Let us try an interesting example , a simple but an interesting analysis at the end. Let me start with a requirement by taking an example .
Assume that you are getting ‘ N ‘ number of strings from an xml file , where ‘ N ‘ is really huge. Each string is again having too many characters. A library is being used to parse the strings from the xml file, library will return the strings one by one.
The library returns string and the length of the string in a callback method, our program has to copy the string to keep a copy of it.
Let me write a simple code for this , to make the code simple for better understanding I will avoid library usage and all other stuff.

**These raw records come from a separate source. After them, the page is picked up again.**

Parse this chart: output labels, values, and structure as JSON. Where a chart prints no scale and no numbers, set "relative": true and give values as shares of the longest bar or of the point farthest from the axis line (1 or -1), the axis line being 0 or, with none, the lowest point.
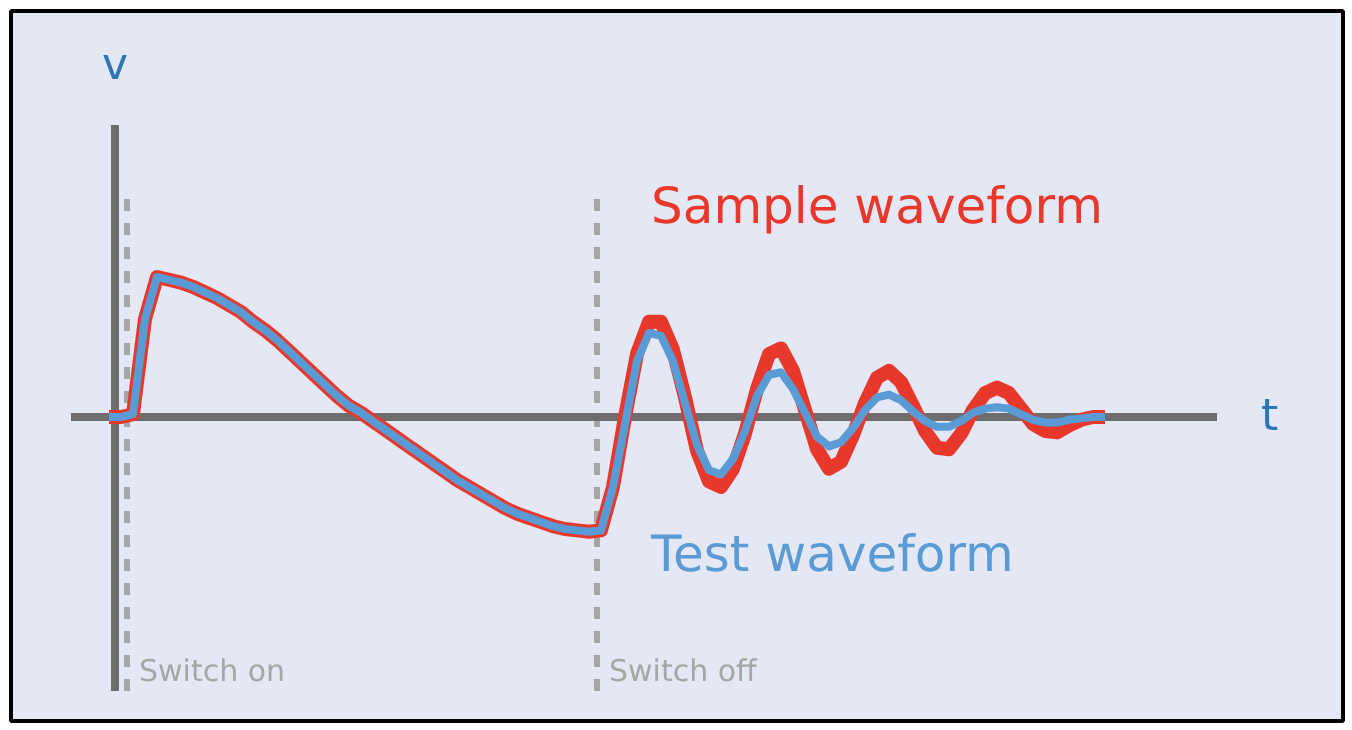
{
  "chart_data": {
    "type": "line",
    "relative": true,
    "xlabel": "t",
    "ylabel": "v",
    "line_style": "solid",
    "annotations": [
      "Switch on",
      "Switch off"
    ],
    "categories": [
      null,
      null,
      null,
      null,
      null,
      null,
      null,
      null,
      null,
      null,
      null,
      null,
      null,
      null,
      null,
      null,
      null,
      null,
      null,
      null,
      null,
      null,
      null,
      null,
      null,
      null,
      null,
      null,
      null,
      null,
      null,
      null,
      null,
      null,
      null,
      null,
      null,
      null,
      null,
      null,
      null,
      null,
      null,
      null,
      null,
      null,
      null,
      null,
      null,
      null,
      null,
      null,
      null,
      null,
      null,
      null,
      null,
      null,
      null,
      null,
      null,
      null,
      null,
      null,
      null,
      null,
      null,
      null,
      null,
      null,
      null,
      null,
      null,
      null,
      null,
      null,
      null,
      null,
      null,
      null,
      null,
      null,
      null,
      null
    ],
    "series": [
      {
        "name": "Sample waveform",
        "color": "#e8372b",
        "values": [
          0,
          0,
          0.02,
          0.7,
          1.0,
          0.98,
          0.96,
          0.93,
          0.89,
          0.85,
          0.8,
          0.75,
          0.68,
          0.62,
          0.55,
          0.47,
          0.39,
          0.31,
          0.23,
          0.15,
          0.08,
          0.03,
          -0.03,
          -0.09,
          -0.15,
          -0.21,
          -0.27,
          -0.33,
          -0.39,
          -0.45,
          -0.5,
          -0.55,
          -0.6,
          -0.65,
          -0.69,
          -0.72,
          -0.75,
          -0.78,
          -0.8,
          -0.81,
          -0.82,
          -0.81,
          -0.5,
          0,
          0.45,
          0.68,
          0.68,
          0.48,
          0.14,
          -0.24,
          -0.46,
          -0.5,
          -0.37,
          -0.12,
          0.2,
          0.45,
          0.49,
          0.33,
          0.05,
          -0.23,
          -0.37,
          -0.32,
          -0.13,
          0.1,
          0.28,
          0.33,
          0.25,
          0.08,
          -0.1,
          -0.22,
          -0.23,
          -0.12,
          0.05,
          0.17,
          0.21,
          0.17,
          0.06,
          -0.05,
          -0.1,
          -0.11,
          -0.06,
          -0.02,
          0,
          0
        ]
      },
      {
        "name": "Test waveform",
        "color": "#5b9bd5",
        "values": [
          0,
          0,
          0.02,
          0.7,
          1.0,
          0.98,
          0.96,
          0.93,
          0.89,
          0.85,
          0.8,
          0.75,
          0.68,
          0.62,
          0.55,
          0.47,
          0.39,
          0.31,
          0.23,
          0.15,
          0.08,
          0.03,
          -0.03,
          -0.09,
          -0.15,
          -0.21,
          -0.27,
          -0.33,
          -0.39,
          -0.45,
          -0.5,
          -0.55,
          -0.6,
          -0.65,
          -0.69,
          -0.72,
          -0.75,
          -0.78,
          -0.8,
          -0.81,
          -0.82,
          -0.81,
          -0.5,
          -0.05,
          0.4,
          0.6,
          0.58,
          0.4,
          0.1,
          -0.2,
          -0.38,
          -0.41,
          -0.3,
          -0.1,
          0.15,
          0.3,
          0.32,
          0.2,
          0.03,
          -0.14,
          -0.21,
          -0.18,
          -0.08,
          0.05,
          0.14,
          0.16,
          0.12,
          0.04,
          -0.03,
          -0.07,
          -0.07,
          -0.03,
          0.03,
          0.06,
          0.07,
          0.06,
          0.02,
          -0.02,
          -0.04,
          -0.04,
          -0.02,
          -0.01,
          0,
          0
        ]
      }
    ]
  }
}
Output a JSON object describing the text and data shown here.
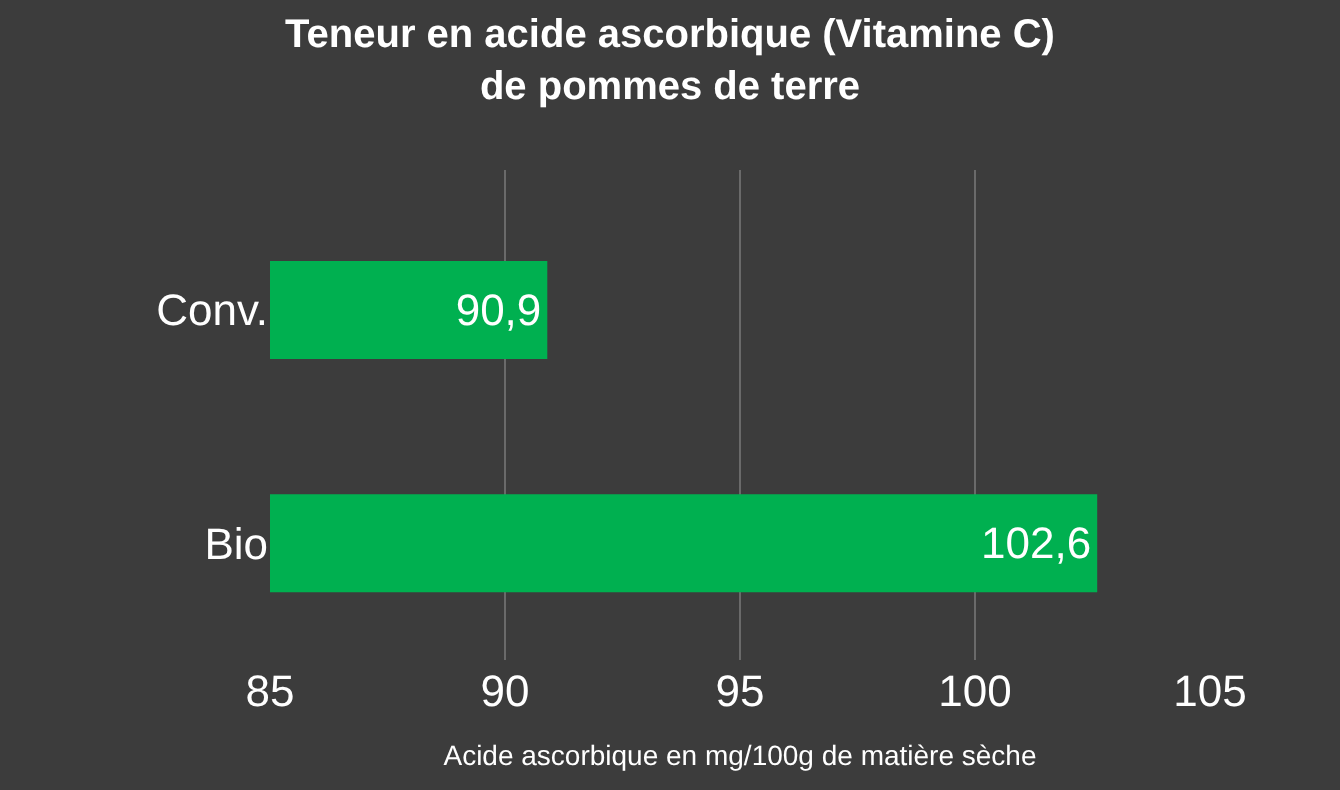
{
  "chart_data": {
    "type": "bar",
    "orientation": "horizontal",
    "title": "Teneur en acide ascorbique (Vitamine C)\nde pommes de terre",
    "xlabel": "Acide ascorbique en mg/100g de matière sèche",
    "categories": [
      "Conv.",
      "Bio"
    ],
    "values": [
      90.9,
      102.6
    ],
    "value_labels": [
      "90,9",
      "102,6"
    ],
    "color": "#00b050",
    "xlim": [
      85,
      105
    ],
    "xticks": [
      85,
      90,
      95,
      100,
      105
    ],
    "grid": "x"
  }
}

Just let us focus of core problem , that is copying ‘ N ‘ strings.
int main(){ getStrings(); return 1; } void getStrings(){ int numberOfCharacters = 2014; // this length will be returned by Library after parsing xml file char *string1 = (char*)malloc(numberOfCharacters); // to hold string strcpy(string1,"This string we will get from library, for this example we are hard coding it"); char *string2 = (char*)malloc(numberOfCharacters); // to hold string strcpy(string2,string1); // have a copy of string returned by library . }
The above problem looks very simple, but the last strcpy() call will become costly for you since number of strings are too big.
How strcpy is costly ?
strcpy typically looks like below –
char* strcpy(char * string1, const char * string2){ char * originalStringPointer = string1; while(*string2 != '\0'){ *string1++ = *string2++; } *string1 = '\0'; return originalStringPointer; }
So behind the screen for every string copy ( for all your N strings, where N is too big ) , strcpy method iterates each character and copies .
Let us take one example and analyse this –
Analysis I –
If I have 100 strings all of same length say 10
then the number of times the loop in strcpy runs is
100 * 10 = 1000 times, this doesn’t make much difference .
Analysis II –
Let us take bigger value ,
If I have 3000 strings of length 100 each
then your loop in strcpy runs 3000 * 100 = 3,00,000 times
3,00,000 times is big, also we assumes all strings are of same size and that is just 100, but in realworld example that might be different again.
So in such a scenario your strcpy becomes very costly for you, your application performs really bad that too if you didn’t handle this case properly. If by chance you are reading all the strings during the app launch, your application takes several seconds to show the first screen.
A clever programmer finds a better way to achieve this with better way.
Better approach for better performance –
If you observe the problem statement, just notice that we have a string and its length both. so instead of using strcpy we can go for memcpy which actually just transfers chunk of data from one location to another location rather than copying it character by character.
so just replacing strcpy() by memcpy() avoids 3,00,000 loop executions in your second analysis .
your getStrings method looks like below now
void getStrings(){ int numberOfCharacters = 2014; // this length will be returned by Library after parsing xml file char *string1 = (char*)malloc(numberOfCharacters); // to hold string strcpy(string1,"This string we will get from library, for this example we are hard coding it"); char *string2 = (char*)malloc(numberOfCharacters); // to hold string memcpy(string2,string1,numberOfCharacters); // have a copy with memcpy. }
It is always a very good practice to find best possible way to do something, even a one line code which runs hundreds, thousands of times will become bottleneck.